L’unico passeggero degno di affiancarla in questo viaggio è suo fratello Bobby, verso cui nutre l’amore assoluto e straziante e di cui non vuole parlare, perché “gli affari di cuore hanno diritto ad una certa riservatezza”.

Non voleva farlo preoccupare.

Non volevo farlo preoccupare.

Sopporta male la gente che vuole aiutarla.

Sopporto male la gente che vuole aggiustarmi.

Cormac McCarthy scrive un dialogo raffinato, contorto, geniale, colto, intimo, doloroso e arguto, che ipnotizza ed apre le porte a spunti di riflessione unici.

Riesce a far appassionare ad un libro composto solo da dialoghi, che tratta argomenti differenti e complessi, espressi sotto forma di discorso confidenziale, senza nemmeno fornire una distinzione netta delle singole parti, disegnando un personaggio affascinante e con una personalità fortissima, piena di sapienza e intuito, che rivela un’anima sensibile e straziata dal dolore.

Senta. Non serve a niente che mi ripeta queste cose come per tratteggiare l’orrore e la follia. Lei non può vedere il mondo che vedo io. Non può vedere con questi occhi. Non potrà mai.

Di questo sono sicuro.

La sua scrittura comunica un potente senso di smarrimento, mescolato alla totale rassegnazione, entrambi figli della perdita dell’amore; il tutto accompagnato da una profonda tenerezza che, come il vibrato di un violino, oscilla nell’intero libro.

In tutto il romanzo c’è una continua connessione tra la scienza e le relazioni umane: tra le due parti, a vincere è sempre la scienza, come se una cosa debba per forza escludere l’altra, anzi l’amore per le proprie ambizioni si contrappone all’amore per l’altro e verso l’altro, un amore che viene raccontato come dettaglio e non come uno dei fulcri dell’esistenza stessa. Tuttavia, il paradosso sta proprio nella totale depressione e perdita di vita, che la protagonista subisce dopo la morte celebrale del fratello.

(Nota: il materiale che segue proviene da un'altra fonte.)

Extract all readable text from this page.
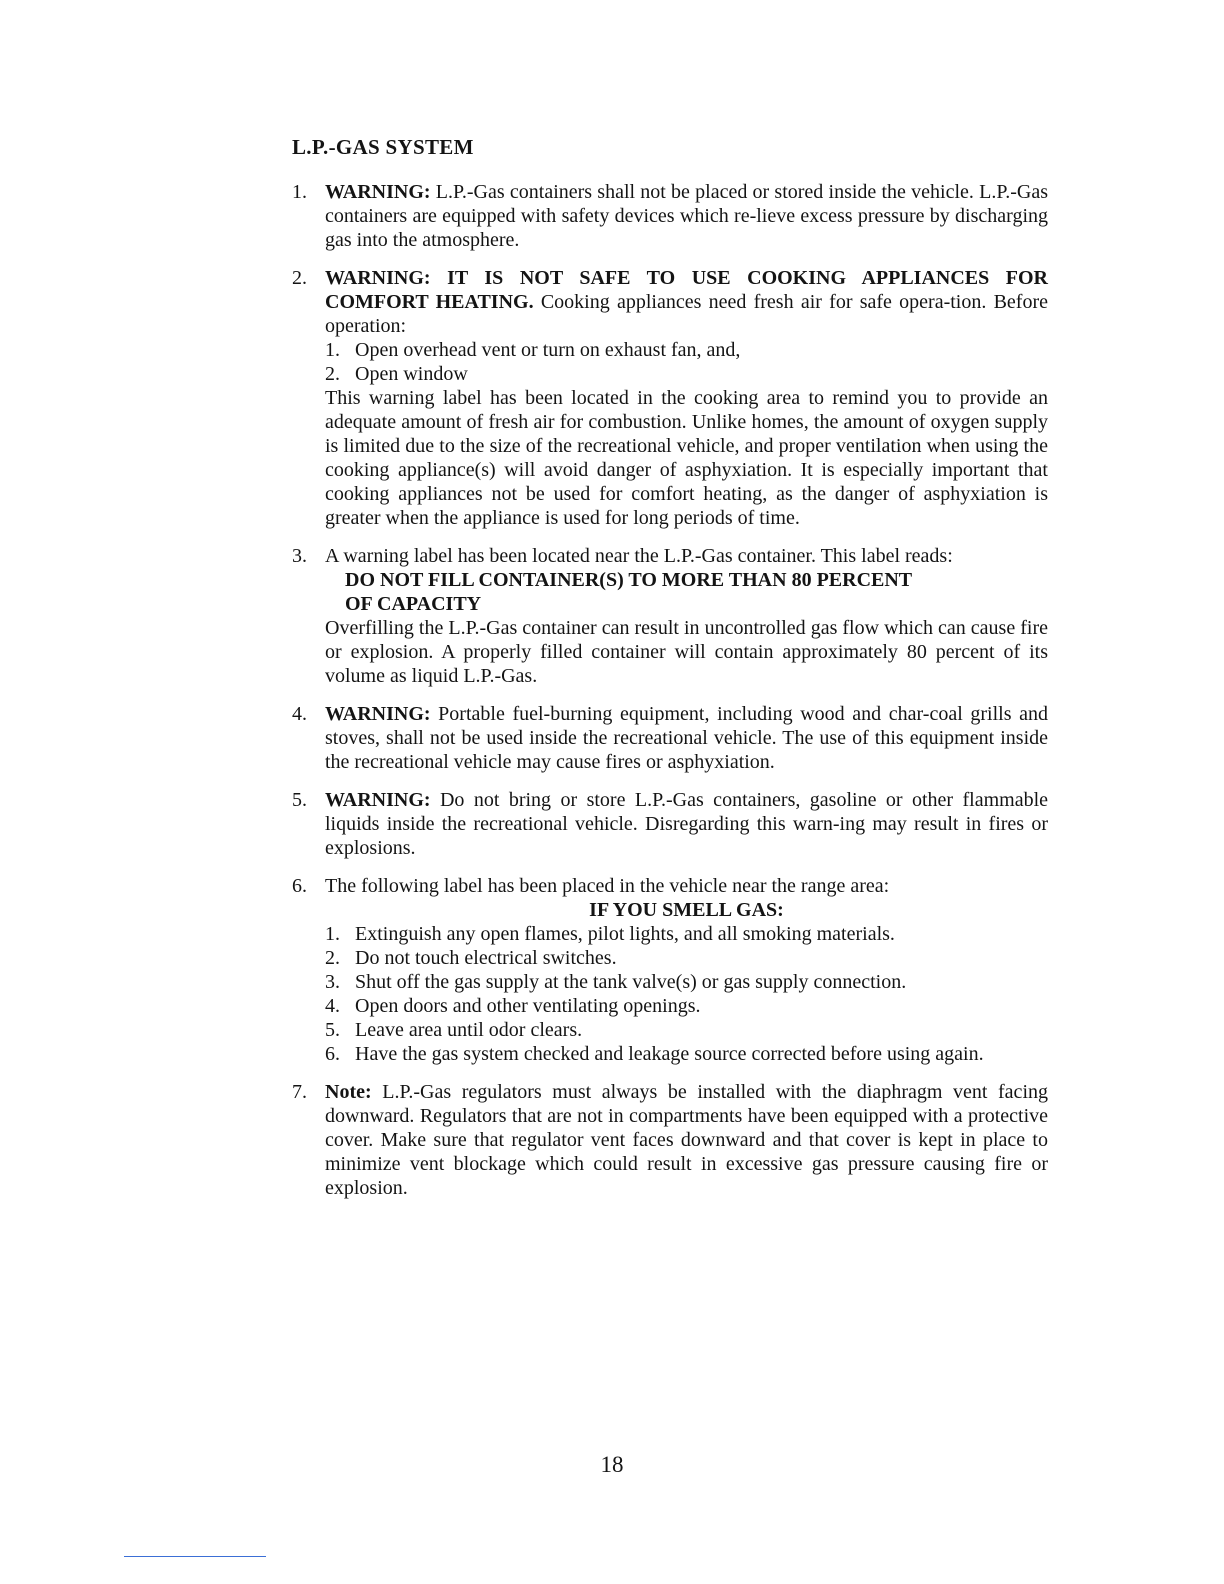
L.P.-GAS SYSTEM
1. WARNING: L.P.-Gas containers shall not be placed or stored inside the vehicle. L.P.-Gas containers are equipped with safety devices which re-lieve excess pressure by discharging gas into the atmosphere.

2. WARNING: IT IS NOT SAFE TO USE COOKING APPLIANCES FOR COMFORT HEATING. Cooking appliances need fresh air for safe opera-tion. Before operation:

1. Open overhead vent or turn on exhaust fan, and,
2. Open window

This warning label has been located in the cooking area to remind you to provide an adequate amount of fresh air for combustion. Unlike homes, the amount of oxygen supply is limited due to the size of the recreational vehicle, and proper ventilation when using the cooking appliance(s) will avoid danger of asphyxiation. It is especially important that cooking appliances not be used for comfort heating, as the danger of asphyxiation is greater when the appliance is used for long periods of time.

3. A warning label has been located near the L.P.-Gas container. This label reads:

DO NOT FILL CONTAINER(S) TO MORE THAN 80 PERCENT
OF CAPACITY

Overfilling the L.P.-Gas container can result in uncontrolled gas flow which can cause fire or explosion. A properly filled container will contain approximately 80 percent of its volume as liquid L.P.-Gas.

4. WARNING: Portable fuel-burning equipment, including wood and char-coal grills and stoves, shall not be used inside the recreational vehicle. The use of this equipment inside the recreational vehicle may cause fires or asphyxiation.

5. WARNING: Do not bring or store L.P.-Gas containers, gasoline or other flammable liquids inside the recreational vehicle. Disregarding this warn-ing may result in fires or explosions.

6. The following label has been placed in the vehicle near the range area:

IF YOU SMELL GAS:
1. Extinguish any open flames, pilot lights, and all smoking materials.
2. Do not touch electrical switches.
3. Shut off the gas supply at the tank valve(s) or gas supply connection.
4. Open doors and other ventilating openings.
5. Leave area until odor clears.
6. Have the gas system checked and leakage source corrected before using again.
7. Note: L.P.-Gas regulators must always be installed with the diaphragm vent facing downward. Regulators that are not in compartments have been equipped with a protective cover. Make sure that regulator vent faces downward and that cover is kept in place to minimize vent blockage which could result in excessive gas pressure causing fire or explosion.

18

 McCarthy analizza al microscopio la creazione della bomba atomica, ponendo l’obiettivo ancora una volta sulla dualità dell’essere umano. Da un lato c’è il fascino della scoperta scientifica che nobilita l’uomo, il suo ego le sue capacità e ambizioni e, dall’altra parte, zoomma sulla responsabilità etica dello scienziato e soprattutto sulla responsabilità morale che risiede nella coscienza umana, che esiste proprio come organo autonomo, imponendo sempre un limite che, come una scimmietta dispettosa, si palesa sempre, pur essendo a discrezione personale scegliere se e quando vederla. 

E mio padre che guardava attraverso le dita come Mizaru. Ma se anche non sapevano altro sapevano tutti che per non vedere il male era troppo tardi.

Con Stella Maris, Cormac McCarthy, mette in scena un numero di magia perfettamente riuscito: attraverso teoremi matematici di Grothendieck e Gödel, la meccanica quantistica di Feynman, la fisica nucleare di Oppenheimer, concezioni filosofiche e teorie evoluzionistiche, mostra la profondità cosmica, paragonandola alla profondità e complessità emotiva dell’essere umano e fa emergere solo la giustizia del riuscire ad essere umanamente se stessi e l’assoluta necessità di essere amati e riconosciuti come amabili.